Ding noted Central Asian countries have an undeveloped economy.
“Kyrgyzstan and Tajikistan each have their own economic development plans, which could be linked up to the initiative to further improve local industrial development and economic diversification,” he said.
During the visits, Xi will also attend the 19th Meeting of the Council of the Heads of State of the Shanghai Cooperation Organisation (SCO) in Bishkek, capital of Kyrgyzstan and the fifth summit of the Conference on Interaction and Confidence Building Measures in Asia (CICA) in Dushanbe, capital of Tajikistan, according to Vice Foreign Minister Zhang.
Leaders of SCO member states are expected to sign a declaration in Bishkek and they will also exchange views on regional issues and discuss measures to improve stability, Zhang said on Monday.
Ding noted the security situation in Central Asia is controllable but there are still hidden dangers.
“Tajikistan shares a long border with Afghanistan and changes in the situation of North Afghanistan affects security in Central Asia,” Ding said.
The UN Security Council released a statement in January to condemn terrorist attacks in the region after a series of incidents hit northern Afghanistan in December.
“Since China’s Xinjiang Uyghur Autonomous Region shares long borders with both Kyrgyzstan and Tajikistan, the region’s stability is closely related to the security situation in Central Asia.
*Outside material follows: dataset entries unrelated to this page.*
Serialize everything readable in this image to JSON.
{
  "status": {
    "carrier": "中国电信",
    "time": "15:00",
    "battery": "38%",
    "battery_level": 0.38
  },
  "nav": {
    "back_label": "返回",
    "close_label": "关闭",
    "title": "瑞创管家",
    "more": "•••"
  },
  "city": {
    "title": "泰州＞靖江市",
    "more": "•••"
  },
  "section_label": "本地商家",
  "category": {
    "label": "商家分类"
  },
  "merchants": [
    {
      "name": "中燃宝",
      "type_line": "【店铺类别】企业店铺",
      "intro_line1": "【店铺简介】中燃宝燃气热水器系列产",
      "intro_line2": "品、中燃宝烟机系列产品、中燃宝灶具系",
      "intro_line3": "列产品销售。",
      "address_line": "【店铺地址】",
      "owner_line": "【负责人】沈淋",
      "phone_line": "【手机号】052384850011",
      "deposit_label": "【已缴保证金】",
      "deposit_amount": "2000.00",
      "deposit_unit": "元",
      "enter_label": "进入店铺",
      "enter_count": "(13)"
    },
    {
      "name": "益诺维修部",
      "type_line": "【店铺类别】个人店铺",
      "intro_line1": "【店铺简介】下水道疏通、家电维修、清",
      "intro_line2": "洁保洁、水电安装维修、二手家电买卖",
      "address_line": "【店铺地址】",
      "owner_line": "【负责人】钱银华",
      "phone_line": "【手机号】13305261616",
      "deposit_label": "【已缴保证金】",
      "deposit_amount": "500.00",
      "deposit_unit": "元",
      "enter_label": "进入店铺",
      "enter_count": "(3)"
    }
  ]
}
China has always wanted the region to develop stably,” Ding said.
Li Wei, a Beijing-based anti-terrorism expert, told the Global Times on Monday that SCO state members have made great achievements in fighting terrorism and in de-radicalization which should be learned by other regions.
“China’s anti-terrorism policies and de-radicalization efforts in Xinjiang have not only ensured local residents’ safety and interests but also made a contribution to regional stability,” Li said.
Li noted that some Western countries which failed to stop terrorist attacks should stop making groundless accusations against China’s Xinjiang policies.
Zhang said Monday that some politicians who slander China’s Xinjiang policies are “like zombies crawled out from the tombs of the Cold War” and they have “no moral bottom line” for “making lies.”
Zhang said Xinjiang has maintained stability and local residents enjoyed a happy life. The region received 150 million domestic and overseas visits last year.